Processing Unicode data in COBOL applications

COBOL supports UTF-16 data. COBOL has no support for UTF-8 data.

About this task

DB2® for z/OS®, however, supports both UTF-8 and UTF-16 data.

Procedure

To process Unicode data in COBOL applications for DB2 for z/OS, perform the following recommended actions:

  • Use one of the national data types for Unicode data. For example, use the COBOL PIC N(n) USAGE NATIONAL data type for Unicode character data. These data types are UTF-16 and enable COBOL to support Unicode data.

    Although COBOL does not have a native UTF-8 data type, you can still use a COBOL application to retrieve UTF-8 data from DB2. DB2 converts the output to the format that is required by the application. For example, if you query the DB2 catalog, DB2 converts the data for the COBOL application from UTF-8 to either UTF-16 (for PIC N USAGE NATIONAL variables) or EBCDIC (for PIC X variables). However, you should not store unconverted UTF-8 data in a COBOL variable. For example, if you have UTF-8 data in a PIC X variable, COBOL thinks that the data is EBCDIC and the data could get corrupted. Even something as simple as moving this UTF-8 value from one variable to another variable could corrupt the data, because COBOL pads the variable with X'40' for EBCDIC instead of X'20' for UTF-8.

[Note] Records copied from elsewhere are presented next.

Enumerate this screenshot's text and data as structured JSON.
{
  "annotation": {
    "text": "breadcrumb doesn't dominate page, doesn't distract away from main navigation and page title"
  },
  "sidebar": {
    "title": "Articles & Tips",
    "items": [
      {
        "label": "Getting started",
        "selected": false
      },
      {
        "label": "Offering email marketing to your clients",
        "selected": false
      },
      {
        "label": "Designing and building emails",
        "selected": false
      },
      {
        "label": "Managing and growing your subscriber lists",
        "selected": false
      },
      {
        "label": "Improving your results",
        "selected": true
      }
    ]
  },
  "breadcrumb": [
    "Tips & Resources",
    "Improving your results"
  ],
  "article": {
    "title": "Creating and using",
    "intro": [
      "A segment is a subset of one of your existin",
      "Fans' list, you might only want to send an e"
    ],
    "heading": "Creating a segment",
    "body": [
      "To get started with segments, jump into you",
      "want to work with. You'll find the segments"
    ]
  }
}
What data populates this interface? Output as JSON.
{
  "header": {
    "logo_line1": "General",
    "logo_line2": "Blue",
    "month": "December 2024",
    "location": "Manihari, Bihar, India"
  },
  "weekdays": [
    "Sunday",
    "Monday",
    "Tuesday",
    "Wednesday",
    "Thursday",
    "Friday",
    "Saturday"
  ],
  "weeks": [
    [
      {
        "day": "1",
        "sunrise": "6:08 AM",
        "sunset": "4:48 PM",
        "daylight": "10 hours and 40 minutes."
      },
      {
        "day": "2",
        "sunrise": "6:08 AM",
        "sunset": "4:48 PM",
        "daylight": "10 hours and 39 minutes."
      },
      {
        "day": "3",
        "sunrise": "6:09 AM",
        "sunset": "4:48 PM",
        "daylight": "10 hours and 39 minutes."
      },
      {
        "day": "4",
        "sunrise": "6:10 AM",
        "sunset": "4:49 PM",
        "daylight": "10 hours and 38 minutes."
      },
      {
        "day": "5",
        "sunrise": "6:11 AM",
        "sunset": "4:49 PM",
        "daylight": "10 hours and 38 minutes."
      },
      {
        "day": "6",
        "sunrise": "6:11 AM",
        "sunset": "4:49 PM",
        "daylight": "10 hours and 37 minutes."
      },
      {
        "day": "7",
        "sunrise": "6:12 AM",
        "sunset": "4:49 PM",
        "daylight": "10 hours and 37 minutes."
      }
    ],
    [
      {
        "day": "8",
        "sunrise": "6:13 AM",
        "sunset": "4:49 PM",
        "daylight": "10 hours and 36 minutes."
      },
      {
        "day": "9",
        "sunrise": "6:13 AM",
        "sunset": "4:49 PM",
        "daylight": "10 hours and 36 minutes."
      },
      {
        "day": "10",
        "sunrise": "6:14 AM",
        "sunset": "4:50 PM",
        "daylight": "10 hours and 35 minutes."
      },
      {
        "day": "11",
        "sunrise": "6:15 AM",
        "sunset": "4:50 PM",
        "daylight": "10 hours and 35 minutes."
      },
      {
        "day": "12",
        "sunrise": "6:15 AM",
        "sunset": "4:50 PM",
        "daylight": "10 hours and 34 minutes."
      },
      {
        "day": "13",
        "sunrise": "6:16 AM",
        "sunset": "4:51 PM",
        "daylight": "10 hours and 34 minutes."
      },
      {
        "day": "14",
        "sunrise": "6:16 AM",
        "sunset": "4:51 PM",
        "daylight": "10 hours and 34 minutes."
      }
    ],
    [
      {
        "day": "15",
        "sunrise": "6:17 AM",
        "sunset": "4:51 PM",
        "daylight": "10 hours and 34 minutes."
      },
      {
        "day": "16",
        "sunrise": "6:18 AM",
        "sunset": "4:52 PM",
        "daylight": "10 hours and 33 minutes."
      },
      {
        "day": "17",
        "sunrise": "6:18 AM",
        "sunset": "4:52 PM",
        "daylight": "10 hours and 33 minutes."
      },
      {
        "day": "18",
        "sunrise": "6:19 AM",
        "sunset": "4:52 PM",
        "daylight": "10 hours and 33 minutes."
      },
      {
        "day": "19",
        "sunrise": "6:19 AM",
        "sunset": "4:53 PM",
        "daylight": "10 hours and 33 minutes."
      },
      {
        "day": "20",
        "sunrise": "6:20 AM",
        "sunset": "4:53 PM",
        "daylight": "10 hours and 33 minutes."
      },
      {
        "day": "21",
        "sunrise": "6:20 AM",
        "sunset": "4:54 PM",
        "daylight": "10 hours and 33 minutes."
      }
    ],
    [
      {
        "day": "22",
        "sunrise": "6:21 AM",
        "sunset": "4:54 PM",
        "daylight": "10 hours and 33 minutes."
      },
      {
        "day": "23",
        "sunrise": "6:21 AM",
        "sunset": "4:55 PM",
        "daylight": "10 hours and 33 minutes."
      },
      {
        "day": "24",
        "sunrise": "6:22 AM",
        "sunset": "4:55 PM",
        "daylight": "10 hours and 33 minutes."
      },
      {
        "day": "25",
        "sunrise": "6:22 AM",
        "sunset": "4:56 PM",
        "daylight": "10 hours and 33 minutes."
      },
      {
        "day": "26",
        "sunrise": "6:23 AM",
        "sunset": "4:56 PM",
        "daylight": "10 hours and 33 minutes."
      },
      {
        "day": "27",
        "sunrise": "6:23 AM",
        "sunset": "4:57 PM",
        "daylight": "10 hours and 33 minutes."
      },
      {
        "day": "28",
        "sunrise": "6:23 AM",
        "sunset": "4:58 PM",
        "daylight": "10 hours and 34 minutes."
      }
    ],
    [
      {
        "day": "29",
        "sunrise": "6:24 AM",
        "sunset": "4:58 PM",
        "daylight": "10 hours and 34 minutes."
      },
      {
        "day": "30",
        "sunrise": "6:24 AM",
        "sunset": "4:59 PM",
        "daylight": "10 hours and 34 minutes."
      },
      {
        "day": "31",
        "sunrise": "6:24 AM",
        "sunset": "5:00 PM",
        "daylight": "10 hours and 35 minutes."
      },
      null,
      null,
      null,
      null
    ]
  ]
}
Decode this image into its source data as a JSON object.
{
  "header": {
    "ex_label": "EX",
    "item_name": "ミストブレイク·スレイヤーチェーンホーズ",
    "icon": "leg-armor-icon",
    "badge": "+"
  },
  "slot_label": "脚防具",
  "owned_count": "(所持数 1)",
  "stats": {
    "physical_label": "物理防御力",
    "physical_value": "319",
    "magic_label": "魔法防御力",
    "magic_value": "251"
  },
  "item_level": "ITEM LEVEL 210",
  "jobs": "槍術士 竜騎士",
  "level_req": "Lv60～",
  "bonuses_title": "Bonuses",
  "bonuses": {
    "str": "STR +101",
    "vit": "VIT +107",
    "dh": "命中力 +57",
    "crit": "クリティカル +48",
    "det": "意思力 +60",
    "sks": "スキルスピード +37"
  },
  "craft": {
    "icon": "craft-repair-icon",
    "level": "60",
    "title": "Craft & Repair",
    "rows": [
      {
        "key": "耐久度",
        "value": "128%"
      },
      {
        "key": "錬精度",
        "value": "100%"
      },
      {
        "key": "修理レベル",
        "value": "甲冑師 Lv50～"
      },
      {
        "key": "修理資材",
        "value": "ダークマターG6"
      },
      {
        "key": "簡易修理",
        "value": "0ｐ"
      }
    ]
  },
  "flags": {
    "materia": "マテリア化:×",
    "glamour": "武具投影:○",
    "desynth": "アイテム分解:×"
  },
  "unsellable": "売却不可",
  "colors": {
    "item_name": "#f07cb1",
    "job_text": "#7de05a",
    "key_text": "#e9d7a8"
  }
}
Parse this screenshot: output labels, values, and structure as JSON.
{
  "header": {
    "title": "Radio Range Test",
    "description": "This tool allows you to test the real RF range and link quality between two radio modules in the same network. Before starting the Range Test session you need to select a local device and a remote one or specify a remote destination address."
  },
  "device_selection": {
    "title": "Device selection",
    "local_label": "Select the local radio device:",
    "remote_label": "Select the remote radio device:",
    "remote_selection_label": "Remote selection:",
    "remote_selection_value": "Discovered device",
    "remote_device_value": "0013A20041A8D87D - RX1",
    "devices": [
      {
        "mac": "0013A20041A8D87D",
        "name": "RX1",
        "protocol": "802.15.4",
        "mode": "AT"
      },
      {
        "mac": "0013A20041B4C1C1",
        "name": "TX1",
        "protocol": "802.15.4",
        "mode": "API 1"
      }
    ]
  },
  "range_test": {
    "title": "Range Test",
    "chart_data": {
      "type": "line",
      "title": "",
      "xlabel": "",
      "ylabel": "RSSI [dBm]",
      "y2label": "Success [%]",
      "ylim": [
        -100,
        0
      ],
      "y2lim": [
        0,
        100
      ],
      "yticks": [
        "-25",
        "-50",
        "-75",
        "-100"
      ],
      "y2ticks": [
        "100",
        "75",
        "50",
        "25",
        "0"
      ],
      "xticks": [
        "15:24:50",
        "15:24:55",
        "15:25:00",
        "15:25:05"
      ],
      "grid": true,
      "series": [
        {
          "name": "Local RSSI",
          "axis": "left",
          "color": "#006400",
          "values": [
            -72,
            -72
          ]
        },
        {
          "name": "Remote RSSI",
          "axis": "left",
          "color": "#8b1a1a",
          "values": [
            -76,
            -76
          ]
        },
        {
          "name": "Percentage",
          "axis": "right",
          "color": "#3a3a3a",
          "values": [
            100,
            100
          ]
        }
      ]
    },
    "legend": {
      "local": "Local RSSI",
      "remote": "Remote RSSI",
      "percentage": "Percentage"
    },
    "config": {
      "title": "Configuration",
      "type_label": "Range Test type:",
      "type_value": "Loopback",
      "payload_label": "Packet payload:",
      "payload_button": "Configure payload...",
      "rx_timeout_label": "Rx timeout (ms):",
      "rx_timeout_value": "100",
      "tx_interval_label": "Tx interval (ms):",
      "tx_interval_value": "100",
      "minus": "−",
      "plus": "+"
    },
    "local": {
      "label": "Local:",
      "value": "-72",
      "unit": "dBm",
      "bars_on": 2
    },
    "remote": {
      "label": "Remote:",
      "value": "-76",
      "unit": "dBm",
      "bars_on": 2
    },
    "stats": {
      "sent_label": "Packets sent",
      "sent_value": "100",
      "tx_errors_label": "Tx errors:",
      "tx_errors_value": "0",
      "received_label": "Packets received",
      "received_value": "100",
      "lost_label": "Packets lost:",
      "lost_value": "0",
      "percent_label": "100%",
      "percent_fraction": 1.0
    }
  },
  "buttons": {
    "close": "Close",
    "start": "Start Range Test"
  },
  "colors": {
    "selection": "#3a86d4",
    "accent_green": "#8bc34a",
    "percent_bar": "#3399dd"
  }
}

  • Store your data in DB2 in UTF-16. This format often requires more space than UTF-8. However, you gain CPU savings in processing because DB2 and COBOL are both using UTF-16 data, and no conversions are needed.
  • Use the DB2 coprocessor to prepare your application.
  • Specify the appropriate CCSID for your COBOL application source and data according to the instructions in Specifying a CCSID for your application.
    Recommendation: Use the ENCODING bind option to specify the CCSID of the data. This option typically yields the best performance. However, depending on the situation, you might consider the other options for Specifying a CCSID for your application.
  • Do not specify ENCODING UNICODE as a bind option if your program uses PIC X variables and specifies the COBOL compiler option NOSQLCCSID. If you do specify ENCODING UNICODE in this situation, DB2 interprets these character variables as UTF-8, but COBOL does not support UTF-8. Thus, DB2 might misinterpret the data.